In the workplace: Business strategy is missing people strategy

Keywords Opinion

haskett_worplaceWorking as a brand strategist for several years, my role was dedicated to not only helping brands map out their strategy, but also teaching them what a strategy is, what it’s not, and why it matters so much.

I’d have to explain how a strategy is an informed plan of action intended to meet a specific objective, usually having to do with broadening the scope of the brand’s advantage. In my recent work, however, I continually see something missing.

The way we strategists have been collecting information—mining qualitative and quantitative consumer and competitor data, market trends, ethnography and big media ecosystem data—often leaves out a component critical to the predictability of the results: the team.

Standing between every great strategy and its results are the people who will execute the plan. And yet, so many strategies fail to include any objective data about the human beings delivering the product or service.

How do you know that the people who will execute the tactics required for success are in the right roles? How do you know that the leaders who will coach them have the skills to engage and develop these individuals? How can you predict the speed with which your team will connect knowing to doing?

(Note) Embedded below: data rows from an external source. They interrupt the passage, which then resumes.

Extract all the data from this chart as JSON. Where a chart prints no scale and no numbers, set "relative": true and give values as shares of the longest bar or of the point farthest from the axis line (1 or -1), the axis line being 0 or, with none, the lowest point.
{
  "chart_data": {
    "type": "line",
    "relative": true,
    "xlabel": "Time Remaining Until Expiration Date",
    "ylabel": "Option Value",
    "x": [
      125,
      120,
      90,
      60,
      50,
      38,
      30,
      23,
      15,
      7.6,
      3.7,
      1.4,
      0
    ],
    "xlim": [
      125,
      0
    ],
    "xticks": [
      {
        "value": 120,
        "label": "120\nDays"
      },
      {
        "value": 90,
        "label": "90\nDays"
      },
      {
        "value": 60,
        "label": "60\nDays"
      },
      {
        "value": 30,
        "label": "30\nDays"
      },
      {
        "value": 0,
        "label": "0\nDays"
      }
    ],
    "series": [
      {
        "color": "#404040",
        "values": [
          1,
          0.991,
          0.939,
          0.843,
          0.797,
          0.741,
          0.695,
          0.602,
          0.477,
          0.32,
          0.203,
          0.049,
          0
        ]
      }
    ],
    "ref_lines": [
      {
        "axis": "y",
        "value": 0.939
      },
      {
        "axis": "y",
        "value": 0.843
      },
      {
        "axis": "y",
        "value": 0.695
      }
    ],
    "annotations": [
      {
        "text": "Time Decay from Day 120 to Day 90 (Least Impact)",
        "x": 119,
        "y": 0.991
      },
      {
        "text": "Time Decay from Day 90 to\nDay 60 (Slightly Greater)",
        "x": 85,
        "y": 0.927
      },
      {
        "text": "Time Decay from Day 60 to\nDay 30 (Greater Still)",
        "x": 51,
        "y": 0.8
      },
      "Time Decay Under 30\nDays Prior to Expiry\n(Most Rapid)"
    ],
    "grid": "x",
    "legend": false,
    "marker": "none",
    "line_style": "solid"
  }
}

The “people” part of your strategy is more critical than ever. Here’s why:

Unprecedented workplace dynamics. We have 10,000 boomers turning 65 every day. Millennials occupy more than half the workforce but are not quite ready to step into leadership roles. Five generations are working side-by-side. And we have a full labor market. This is what experts are calling a perfect storm. The shifting workplace landscape requires a talent-optimization strategy. And at the core of talent optimization is the collection, analysis and application of people data.

Execution trumps ideas. The proliferation of content means ideas (the blood and bone of good branding) can come from anywhere. You have $5? Congratulations, you can buy yourself a creative concept from any one of the growing independent contractor marketplaces. The fastest to execute on these ideas wins. And people will make or break the execution. Brand positioning is still important. Ensuring you have the right people to deliver on your brand promise is, too. This transcends industry. No matter what you sell, you probably have people working toward your results.

Employee engagement still matters. “Engagement” might have been 2017’s buzzword, but new data ADVISA collected through its proprietary Dialogic tool (which measures organizational engagement) shows that “job fit” alone accounts for about 59 percent of the variance between high- and low-engagement work cultures. This means all the ping-pong tables in the world won’t be enough to keep people working in roles that don’t align with their own inherent motivating needs.

Because organizations with super-high engagement have four times the success of low-engagement organizations, job fit becomes one of the most critical predictors of your organization’s ability to get results.

Now more than ever, we have to rely on objective data about people and jobs to help inform our strategies. Sun Tsu, an ancient Chinese military strategist, said, “Strategy without tactics is the slowest route to victory; tactics without strategy is the noise before defeat.” If your plan includes objective data about the people executing those tactics, you already have a competitive advantage.

Here’s how you can tackle the people part of your strategy:

Determine first what you want your desired results to be. As Heather Haas says, “Desired is a key word. For executive teams and organizations who are serious about getting where they want to go in the best, most profitable way, talent optimization is everything.”

Collect people data. Not all assessments are created equal. Select a scientifically valid tool that predicts job performance independent of knowledge and skills, like the Predictive Index. Ensure it’s a tool that you can use pre- and post-hire (according to EEOC guidelines) throughout the life cycle of the employee.

Collect job data using a job assessment tool. Every job has a personality. Investigate for fits and gaps. Where are your team members’ personalities aligned or misaligned with the personalities of the roles? What correlations do you see to performance?

Partner with a talent-optimization specialist to apply the assessment data to your objectives. The value in an assessment is in its application—data is meaningless without insight. Learn what your people and job data say about where you are now, and how to leverage that insight to build the team you need to get where you’re going.•


Haskett is a leadership consultant at Advisa, a Carmel-based leadership consultancy.